FHL status is subject to occupancy conditions. The main two rules are that the property must be available for occupation as furnished holiday accommodation letting for at least 210 days in the year, and that it must actually be let commercially as furnished holiday accommodation to the public for at least 105 days in the year. There are further rules regarding longer-term lettings, but we are not considering those here. The tests generally apply for the tax year but can be applied to a different 12-month period for new lets, or ones that cease part-way through a tax year.
In 2020/21, owners of holiday accommodation were hit by COVID-19 lockdown restrictions, meaning that many will not meet the occupancy tests. This could cause a loss of FHL status. An averaging election is unlikely to help, as the restrictions will have affected all properties. However, a period of grace election could preserve the status.

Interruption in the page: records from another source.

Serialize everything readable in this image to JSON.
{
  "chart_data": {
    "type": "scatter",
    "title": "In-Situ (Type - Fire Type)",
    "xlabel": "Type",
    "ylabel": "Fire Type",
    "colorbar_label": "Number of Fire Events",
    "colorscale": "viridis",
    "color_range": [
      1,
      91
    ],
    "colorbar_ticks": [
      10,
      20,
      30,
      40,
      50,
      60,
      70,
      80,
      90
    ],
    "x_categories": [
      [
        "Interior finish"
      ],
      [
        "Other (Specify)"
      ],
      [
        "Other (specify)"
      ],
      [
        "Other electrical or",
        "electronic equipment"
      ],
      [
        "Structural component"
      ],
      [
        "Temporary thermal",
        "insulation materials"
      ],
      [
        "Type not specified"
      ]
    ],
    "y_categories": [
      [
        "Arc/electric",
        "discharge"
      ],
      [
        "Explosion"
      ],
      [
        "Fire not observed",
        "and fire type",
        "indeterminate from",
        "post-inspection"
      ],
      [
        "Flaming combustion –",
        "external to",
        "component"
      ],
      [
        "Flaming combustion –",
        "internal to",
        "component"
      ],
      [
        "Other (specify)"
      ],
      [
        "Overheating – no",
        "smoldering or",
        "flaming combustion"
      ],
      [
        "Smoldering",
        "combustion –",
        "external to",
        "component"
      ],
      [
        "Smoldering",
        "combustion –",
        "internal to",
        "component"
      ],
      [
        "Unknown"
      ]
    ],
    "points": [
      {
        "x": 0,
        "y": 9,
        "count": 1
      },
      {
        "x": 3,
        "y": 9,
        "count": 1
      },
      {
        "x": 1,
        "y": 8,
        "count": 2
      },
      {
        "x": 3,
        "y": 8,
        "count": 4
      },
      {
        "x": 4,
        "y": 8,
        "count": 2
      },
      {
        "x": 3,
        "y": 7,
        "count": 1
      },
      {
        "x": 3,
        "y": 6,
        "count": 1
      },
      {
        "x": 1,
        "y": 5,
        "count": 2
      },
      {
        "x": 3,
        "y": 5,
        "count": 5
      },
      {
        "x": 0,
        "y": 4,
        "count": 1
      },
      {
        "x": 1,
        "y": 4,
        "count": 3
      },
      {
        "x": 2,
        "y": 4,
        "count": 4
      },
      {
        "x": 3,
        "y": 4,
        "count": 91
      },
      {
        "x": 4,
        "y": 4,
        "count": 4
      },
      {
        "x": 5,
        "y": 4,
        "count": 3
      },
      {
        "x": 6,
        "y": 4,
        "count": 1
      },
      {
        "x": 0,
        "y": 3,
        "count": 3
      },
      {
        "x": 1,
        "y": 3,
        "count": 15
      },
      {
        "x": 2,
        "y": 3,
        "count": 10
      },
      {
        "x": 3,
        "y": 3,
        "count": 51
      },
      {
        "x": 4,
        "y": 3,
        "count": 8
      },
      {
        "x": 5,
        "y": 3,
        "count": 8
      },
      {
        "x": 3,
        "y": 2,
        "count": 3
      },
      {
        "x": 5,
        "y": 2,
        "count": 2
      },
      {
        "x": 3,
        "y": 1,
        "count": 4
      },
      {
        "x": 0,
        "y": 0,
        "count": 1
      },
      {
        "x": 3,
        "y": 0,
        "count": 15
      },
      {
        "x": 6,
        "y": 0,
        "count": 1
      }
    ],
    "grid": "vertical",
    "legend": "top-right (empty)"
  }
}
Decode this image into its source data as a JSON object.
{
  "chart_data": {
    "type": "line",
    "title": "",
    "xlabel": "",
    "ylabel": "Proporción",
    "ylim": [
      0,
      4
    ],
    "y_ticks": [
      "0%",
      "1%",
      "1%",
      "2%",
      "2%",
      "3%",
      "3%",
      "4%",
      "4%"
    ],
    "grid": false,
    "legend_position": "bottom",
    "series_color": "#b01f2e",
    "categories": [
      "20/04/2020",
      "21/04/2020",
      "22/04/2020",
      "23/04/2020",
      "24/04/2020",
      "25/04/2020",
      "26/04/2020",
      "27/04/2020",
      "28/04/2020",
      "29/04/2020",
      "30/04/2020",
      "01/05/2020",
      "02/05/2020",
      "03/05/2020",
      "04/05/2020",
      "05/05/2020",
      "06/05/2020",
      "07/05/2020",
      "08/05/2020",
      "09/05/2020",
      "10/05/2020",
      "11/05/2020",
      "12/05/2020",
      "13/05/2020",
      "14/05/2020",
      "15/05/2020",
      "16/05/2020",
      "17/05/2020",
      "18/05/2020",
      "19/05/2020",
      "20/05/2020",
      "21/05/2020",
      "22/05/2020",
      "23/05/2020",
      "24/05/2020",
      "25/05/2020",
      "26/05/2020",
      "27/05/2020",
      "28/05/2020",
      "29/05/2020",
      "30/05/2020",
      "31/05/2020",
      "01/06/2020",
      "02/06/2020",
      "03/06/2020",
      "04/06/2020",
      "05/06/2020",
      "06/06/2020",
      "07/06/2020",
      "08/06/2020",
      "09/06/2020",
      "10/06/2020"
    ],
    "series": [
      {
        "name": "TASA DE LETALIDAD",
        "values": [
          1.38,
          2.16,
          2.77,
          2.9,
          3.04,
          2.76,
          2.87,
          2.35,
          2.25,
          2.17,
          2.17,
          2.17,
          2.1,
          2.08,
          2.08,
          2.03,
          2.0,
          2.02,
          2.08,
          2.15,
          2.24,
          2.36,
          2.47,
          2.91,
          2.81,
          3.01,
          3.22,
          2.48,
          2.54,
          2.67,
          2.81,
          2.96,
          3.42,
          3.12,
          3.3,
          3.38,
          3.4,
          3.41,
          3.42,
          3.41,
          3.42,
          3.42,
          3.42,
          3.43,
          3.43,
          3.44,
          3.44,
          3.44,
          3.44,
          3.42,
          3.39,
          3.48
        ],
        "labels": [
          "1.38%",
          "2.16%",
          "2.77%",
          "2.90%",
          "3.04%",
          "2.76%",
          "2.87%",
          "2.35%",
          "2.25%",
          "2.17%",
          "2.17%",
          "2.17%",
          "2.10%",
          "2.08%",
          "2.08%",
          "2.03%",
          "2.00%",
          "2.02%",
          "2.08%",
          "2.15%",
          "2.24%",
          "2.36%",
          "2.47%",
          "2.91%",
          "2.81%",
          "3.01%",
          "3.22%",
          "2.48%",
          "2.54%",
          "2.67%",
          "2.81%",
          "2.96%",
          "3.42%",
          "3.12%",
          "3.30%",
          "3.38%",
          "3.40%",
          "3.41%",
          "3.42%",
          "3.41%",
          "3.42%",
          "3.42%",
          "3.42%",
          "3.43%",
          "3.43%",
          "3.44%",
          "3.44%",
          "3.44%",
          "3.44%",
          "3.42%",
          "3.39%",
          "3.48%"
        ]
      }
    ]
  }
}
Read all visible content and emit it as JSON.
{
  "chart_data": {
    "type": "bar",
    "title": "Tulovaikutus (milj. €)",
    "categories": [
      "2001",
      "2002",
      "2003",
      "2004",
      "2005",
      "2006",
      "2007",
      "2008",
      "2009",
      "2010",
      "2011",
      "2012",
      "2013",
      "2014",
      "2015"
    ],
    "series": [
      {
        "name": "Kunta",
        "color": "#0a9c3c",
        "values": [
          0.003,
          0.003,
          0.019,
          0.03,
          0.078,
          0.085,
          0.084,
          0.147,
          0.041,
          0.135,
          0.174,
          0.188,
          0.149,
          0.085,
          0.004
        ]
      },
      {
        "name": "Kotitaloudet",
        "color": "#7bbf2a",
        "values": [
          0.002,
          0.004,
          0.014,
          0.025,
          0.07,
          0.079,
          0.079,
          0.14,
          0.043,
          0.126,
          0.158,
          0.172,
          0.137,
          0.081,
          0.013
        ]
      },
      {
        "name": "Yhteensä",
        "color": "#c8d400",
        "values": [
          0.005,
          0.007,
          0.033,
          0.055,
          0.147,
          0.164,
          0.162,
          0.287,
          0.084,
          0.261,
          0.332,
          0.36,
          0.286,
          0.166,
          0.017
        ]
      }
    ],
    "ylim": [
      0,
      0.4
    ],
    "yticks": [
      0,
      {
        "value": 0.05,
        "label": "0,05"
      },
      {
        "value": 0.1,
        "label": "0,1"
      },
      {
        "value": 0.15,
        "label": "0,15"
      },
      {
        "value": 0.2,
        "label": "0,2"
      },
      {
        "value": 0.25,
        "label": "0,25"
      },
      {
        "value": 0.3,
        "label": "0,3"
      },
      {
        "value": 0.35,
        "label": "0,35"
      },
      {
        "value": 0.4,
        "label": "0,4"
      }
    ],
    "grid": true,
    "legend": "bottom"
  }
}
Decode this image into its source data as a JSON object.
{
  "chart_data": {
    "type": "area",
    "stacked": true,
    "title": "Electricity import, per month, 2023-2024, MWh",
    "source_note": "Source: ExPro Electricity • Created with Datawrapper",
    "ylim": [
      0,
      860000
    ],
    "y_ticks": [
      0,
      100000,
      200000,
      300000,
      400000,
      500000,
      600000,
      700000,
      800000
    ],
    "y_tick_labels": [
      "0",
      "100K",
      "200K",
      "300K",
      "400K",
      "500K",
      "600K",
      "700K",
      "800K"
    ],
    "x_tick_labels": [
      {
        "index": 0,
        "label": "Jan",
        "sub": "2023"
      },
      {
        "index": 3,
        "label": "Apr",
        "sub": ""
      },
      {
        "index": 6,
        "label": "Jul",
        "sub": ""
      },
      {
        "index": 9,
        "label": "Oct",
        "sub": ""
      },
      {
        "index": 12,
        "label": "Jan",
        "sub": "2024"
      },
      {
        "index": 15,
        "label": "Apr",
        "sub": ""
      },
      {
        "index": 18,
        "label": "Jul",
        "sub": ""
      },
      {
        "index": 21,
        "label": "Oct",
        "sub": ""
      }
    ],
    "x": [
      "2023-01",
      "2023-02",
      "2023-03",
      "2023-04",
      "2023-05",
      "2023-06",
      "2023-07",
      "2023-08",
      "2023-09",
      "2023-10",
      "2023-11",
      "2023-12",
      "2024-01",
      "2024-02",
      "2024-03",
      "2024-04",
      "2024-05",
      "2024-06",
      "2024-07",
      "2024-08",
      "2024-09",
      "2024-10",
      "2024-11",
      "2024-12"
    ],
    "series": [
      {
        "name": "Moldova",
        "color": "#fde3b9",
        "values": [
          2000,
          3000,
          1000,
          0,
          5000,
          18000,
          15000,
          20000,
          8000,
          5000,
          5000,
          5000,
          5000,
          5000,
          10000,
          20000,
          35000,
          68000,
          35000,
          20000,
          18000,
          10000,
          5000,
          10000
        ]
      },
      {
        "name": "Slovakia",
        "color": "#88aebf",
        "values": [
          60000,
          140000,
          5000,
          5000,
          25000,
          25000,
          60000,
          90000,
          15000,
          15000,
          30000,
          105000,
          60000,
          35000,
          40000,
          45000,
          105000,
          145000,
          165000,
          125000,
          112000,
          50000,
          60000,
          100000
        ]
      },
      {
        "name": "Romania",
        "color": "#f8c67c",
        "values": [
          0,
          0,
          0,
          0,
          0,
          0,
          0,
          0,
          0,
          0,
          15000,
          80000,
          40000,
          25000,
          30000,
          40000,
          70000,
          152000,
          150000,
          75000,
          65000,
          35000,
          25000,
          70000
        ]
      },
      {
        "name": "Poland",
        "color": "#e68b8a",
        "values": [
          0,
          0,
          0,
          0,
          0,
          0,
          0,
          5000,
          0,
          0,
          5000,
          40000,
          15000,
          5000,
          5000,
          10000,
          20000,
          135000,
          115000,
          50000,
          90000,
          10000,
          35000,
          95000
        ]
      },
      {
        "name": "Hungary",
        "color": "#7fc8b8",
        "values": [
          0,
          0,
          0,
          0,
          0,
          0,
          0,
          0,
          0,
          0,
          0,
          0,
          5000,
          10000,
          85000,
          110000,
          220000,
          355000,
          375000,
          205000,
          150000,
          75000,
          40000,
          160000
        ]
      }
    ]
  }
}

The election simply treats a non-qualifying year as a qualifying year, preserving the entitlement to the various tax breaks. It can be made if there was a genuine intent to meet the conditions. However, an election cannot be made if there has never been a year where the conditions were met – so it won’t help new FHL landlords. Once a period of grace election is made, a further election can be made for the subsequent year, but after that the property must meet the conditions or it will lose its FHL status.
The election can be made on the tax return for the relevant year, or it can be made by writing to HMRC, e.g. where the return has already been filed.